Mano Amiga co-founder Jordan Buckley said despite the newly released data there is still a need for improvement, citing SMPD chose to arrest for the majority of cases where cite-and-release was an option.
“Assuming (SMPD’s) figures are accurate—which an ordinance ensuring data transparency would enable in the future—by SMPD’s own calculations, they arrested Hays County residents 77% of the time for citation-eligible offenses in 2019,” Buckley said. “It’s clear San Marcos officers direly need guidance from (city council) on how to use their discretion.”
According to the draft ordinance, a subject would not be eligible for cite-and-release if they can not provide satisfactory personal identification, is not a resident of Hays County, there is a reason to believe the safety of persons—including the subject—would be endangered by the release of the subject or the subject demands to be taken before the magistrate.
Additionally, if a subject has an outstanding arrest warrant or is suspected of committing an offense that is not protected under cite-and-release they would also not be eligible.
According to Winkenwerder, if a person is caught with more than one type of drug under current law they are not eligible for cite-and-release; however, a person can have more than one class C misdemeanor and still be eligible.
A resident of Hays County is defined as anyone having a Hays County address. According to Winkenwerder, that includes all Texas State students even if their permanent address is not in Hays County.
If passed, the ordinance would also require the city manager to make public a quarterly report of every instance SMPD makes an arrest for a citation-eligible offense.

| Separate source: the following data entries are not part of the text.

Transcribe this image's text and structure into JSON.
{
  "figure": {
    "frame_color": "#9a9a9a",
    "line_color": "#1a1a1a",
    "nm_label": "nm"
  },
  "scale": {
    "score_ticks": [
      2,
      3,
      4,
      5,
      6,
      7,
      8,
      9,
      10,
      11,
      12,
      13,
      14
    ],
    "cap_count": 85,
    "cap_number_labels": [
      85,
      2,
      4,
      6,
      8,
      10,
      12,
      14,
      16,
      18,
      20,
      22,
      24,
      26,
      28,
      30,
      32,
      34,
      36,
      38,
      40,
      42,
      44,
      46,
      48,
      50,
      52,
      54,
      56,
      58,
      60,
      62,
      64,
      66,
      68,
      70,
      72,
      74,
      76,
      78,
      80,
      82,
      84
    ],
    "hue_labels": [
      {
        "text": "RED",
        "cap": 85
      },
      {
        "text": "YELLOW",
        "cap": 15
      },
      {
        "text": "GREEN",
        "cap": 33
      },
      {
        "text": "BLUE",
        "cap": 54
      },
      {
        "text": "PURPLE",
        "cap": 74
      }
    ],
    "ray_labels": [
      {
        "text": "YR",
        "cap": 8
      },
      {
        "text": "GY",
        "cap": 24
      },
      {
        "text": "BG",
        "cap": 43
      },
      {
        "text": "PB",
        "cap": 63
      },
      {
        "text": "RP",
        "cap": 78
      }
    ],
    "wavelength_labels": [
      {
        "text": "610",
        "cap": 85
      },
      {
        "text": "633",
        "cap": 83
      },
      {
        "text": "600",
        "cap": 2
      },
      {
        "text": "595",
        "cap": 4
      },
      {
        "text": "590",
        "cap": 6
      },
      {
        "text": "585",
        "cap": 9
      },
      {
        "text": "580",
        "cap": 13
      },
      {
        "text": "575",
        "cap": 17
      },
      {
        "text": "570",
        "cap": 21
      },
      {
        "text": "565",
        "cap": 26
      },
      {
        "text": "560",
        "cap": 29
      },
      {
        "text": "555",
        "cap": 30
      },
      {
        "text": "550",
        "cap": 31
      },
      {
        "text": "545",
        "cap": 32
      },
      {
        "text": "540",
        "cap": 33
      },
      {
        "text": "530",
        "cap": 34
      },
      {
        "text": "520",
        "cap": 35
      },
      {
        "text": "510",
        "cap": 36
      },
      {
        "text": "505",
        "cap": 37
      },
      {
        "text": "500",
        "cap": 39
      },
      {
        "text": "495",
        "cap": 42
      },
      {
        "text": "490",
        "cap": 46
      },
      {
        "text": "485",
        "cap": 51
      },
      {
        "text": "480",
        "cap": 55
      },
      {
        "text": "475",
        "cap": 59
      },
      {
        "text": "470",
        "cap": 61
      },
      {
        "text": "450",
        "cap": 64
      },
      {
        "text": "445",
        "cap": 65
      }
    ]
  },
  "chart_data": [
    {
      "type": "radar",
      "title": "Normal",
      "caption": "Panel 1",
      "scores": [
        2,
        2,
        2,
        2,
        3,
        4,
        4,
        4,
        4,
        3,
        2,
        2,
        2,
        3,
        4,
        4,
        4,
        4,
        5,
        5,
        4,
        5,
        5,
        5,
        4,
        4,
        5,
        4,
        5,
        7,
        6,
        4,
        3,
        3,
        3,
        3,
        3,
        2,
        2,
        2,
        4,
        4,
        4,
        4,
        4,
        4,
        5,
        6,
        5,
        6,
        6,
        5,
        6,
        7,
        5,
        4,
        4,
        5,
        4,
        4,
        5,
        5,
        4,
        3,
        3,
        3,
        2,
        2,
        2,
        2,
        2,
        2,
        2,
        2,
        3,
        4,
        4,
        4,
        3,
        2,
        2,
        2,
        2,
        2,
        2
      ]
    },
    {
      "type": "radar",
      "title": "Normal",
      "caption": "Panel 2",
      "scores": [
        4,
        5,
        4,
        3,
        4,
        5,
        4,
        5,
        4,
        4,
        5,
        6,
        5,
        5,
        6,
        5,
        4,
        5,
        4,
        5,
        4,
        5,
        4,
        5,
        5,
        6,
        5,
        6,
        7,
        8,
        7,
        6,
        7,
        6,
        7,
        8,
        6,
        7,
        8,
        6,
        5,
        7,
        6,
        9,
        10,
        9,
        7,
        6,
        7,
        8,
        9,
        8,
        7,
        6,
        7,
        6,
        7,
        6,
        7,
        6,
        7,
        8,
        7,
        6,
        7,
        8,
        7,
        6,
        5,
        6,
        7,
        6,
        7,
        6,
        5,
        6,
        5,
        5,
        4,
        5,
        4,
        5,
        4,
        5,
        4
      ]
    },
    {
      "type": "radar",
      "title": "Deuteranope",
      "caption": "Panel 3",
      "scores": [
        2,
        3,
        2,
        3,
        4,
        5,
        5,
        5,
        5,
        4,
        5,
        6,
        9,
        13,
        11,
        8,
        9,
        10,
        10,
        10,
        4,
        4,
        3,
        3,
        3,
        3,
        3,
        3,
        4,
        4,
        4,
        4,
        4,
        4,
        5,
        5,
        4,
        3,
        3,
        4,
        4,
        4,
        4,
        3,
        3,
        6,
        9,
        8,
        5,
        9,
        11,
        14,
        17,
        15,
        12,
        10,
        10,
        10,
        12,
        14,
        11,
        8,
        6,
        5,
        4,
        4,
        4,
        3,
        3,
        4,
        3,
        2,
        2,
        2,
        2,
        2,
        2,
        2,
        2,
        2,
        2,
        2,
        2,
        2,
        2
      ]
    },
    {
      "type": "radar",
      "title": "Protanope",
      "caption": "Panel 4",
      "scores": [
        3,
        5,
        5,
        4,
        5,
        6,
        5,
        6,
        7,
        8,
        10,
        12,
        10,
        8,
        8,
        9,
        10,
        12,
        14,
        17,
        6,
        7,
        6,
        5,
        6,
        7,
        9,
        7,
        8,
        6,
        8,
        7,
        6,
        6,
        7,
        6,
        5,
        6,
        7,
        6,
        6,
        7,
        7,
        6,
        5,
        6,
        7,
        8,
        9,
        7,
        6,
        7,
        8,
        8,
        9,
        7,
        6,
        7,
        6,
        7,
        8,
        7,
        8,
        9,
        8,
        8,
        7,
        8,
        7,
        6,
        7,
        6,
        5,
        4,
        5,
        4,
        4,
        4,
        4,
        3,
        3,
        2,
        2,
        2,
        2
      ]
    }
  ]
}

The ordinance has received over 500 petition signatures and is supported by groups like MOVE Texas, Texas Rising, Latinas Unidas, RFK Young Leaders, Black Women United and Texas State’s NAACP chapter.
Mano Amiga Policy Director Eric Martinez said outlining to officers when it is appropriate to make an arrest will bring in noticeable results.
“While we’re encouraged to see the committee resolve to bring the ordinance for discussion at council, it’s imperative to realize the importance of guiding officer discretion via disqualifying circumstances in order to see the largest impact,” Martinez said.
An education forum on the cite-and-release ordinance will be held by Mano Amiga Feb. 16 at the Hispanic Culture Center of San Marcos at 5 p.m.
San Marcos City Council meets every first and third Tuesday of each month at 6 p.m. The agenda can be accessed through the Agenda Center on the City of San Marcos website.